November 20, 2017 – The last count posted for Sandhill crane numbers at Jasper-Pulaski Fish and Wildlife Area was November 14 showing 7,706. On Monday, numbers most certainly have grown with hundreds of new arrivals daily feeding and resting in the surrounding agricultural fields. Many hundreds can be seen at the Goose Pasture Viewing Area in the park. We are now in the peak viewing season for these noisy travelers with their unmistakable chorus of rattling and croaking sounds that fill the chilled November skies. I also spotted a juvenile and an adult Golden eagle patrolling the very windy skies Monday near the Goose Pasture.
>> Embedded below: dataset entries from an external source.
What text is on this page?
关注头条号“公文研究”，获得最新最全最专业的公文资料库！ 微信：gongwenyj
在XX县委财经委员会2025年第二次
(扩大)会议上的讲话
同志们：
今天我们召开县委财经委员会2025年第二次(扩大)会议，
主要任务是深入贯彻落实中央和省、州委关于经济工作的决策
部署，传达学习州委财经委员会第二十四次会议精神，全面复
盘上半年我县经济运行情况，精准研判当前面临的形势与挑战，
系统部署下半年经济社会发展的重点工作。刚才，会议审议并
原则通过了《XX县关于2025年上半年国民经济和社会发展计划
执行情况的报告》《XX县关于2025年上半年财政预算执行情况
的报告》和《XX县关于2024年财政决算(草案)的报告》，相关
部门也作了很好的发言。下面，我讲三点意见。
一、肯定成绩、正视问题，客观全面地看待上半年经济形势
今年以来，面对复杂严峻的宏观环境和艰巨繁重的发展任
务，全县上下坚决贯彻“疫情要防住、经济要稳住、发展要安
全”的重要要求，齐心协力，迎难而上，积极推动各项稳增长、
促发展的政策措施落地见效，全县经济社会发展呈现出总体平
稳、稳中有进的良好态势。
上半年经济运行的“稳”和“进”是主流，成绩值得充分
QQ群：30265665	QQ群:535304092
One photograph shows two adult Sandhill cranes foraging in bean stubble and the other photo shows a young Golden eagle with the bright white tail feathers and the distinct white parts under the wings, the adult Golden eagles being mostly dark.
May 4, 2016 – A male Peregrine falcon named Donovan that was hatched on May 21, 2014 at UIC – Chicago as part of their Peregrine nesting program in cooperation with the Field Museum and banded June 13, 2014 was spotted atop a church bell tower in downtown Kankakee on Wednesday May 4, 2016 at 5:06 PM. Even though it was somewhat of a dark and cloudy afternoon I was able to get some photographs of the leg bands on the bird showing b/r H/46 L. The Peregrine was perched on the roof part of the bell tower on the church on the northwest corner of Indiana Ave. and Court St. The bird at times was being quite vocal and I was hoping perhaps there was some kind of interaction going on with our local Peregrine that is often seen on the buildings in downtown Kankakee.
November 1, 2016 – Our local Peregrine falcon was perched on the Kankakee library building north ledge near the top of the building at 9:30 am. Around 9:45 am the Peregrine began feeding on a Yellowlegs sandpiper, maybe a Lesser, that it had on the ledge. The falcon begin pulling out feathers and I could see some of the feathers floating to the landscaped shrubs and pavement below on their last sad flight.
By 10:15 am the bird seemed to be finished as it cleaned its’ beak on the metal that sticks up on the rim of the ledge. I left at about 10:30 am but returned to find the bird still perched at about 2:10 pm. I watched the bird rest and at times sleep until about 2:30 pm when it begin to stretch its’ wings and legs.
It continued to preen and stretch until about 3:20 pm when the bird seemed to get very excited walking back and forth on the ledge with its’ wings spread.
Picking up the head of the unfortunate sandpiper the falcon spread its’ wings continuing its’ walk on the ledge back and forth with the head in it’s beak. As I watched it walk the edge it seemed like a tight rope walker and was showing a strange excitement.
I felt as though I was observing some kind of pre-hunt ritual. This bird became very much alive as it stared off to the north with its’ wings out and then with a quick launch like a little rocket it was gone on its’ afternoon hunt.
November 10, 2017 – A steady and chilly wind reminds us that another winter is approaching the prairies of Illinois and now, just ahead of that stark and frozen season, the Rough-legged hawks have returned. High over the fallow fields, pastures, and the dormant prairies, appearing suspended like tethered kites hovering and maneuvering in the gusts are the arctic birds of prey that have migrated to their less forbidden winter range. There are no ptarmigans or lemmings here, a food source on the tundra during the hawks nesting season but there are plenty of other small mammals and birds that will sustain these wonderful hunters for the next five or six months before they return to their nesting areas on the cliff faces and outcroppings overlooking the vast and open country of the arctic.
October 25, 2017 – Perched on a branch low to the ground or scratching the leaf litter below a bush in search of insects is the lovely Hermit Thrush that can silently slip from branch to shadow with little notice. Migrating south out of Canada and the northern most parts of the lower 48 the Hermit Thrush is considered a short-distance migrant and can be seen during its’ south bound travels at the edge of a forest opening while feeding on insects and berries in the shrubs and trees in the company of other migrating species. If not actually seen you may hear the exquisite but melancholy songs that can easily send one down an introspective path when experiencing those delicate notes heard in the woodlots on an early autumn morning here in Illinois. This unassuming bird, the Hermit Thrush, has become the subject and inspiration for poets and authors. Walt Whitman includes the Hermit Thrush in his lament for the death of Abraham Lincoln in the poem “When Lilacs Last in the Dooryard Bloom’d”. Keep your eyes and ears open for a visit by the Hermit Thrush as it passes through northern Illinois heading south where it will winter in far southern Illinois and the southern United States and south into Central America.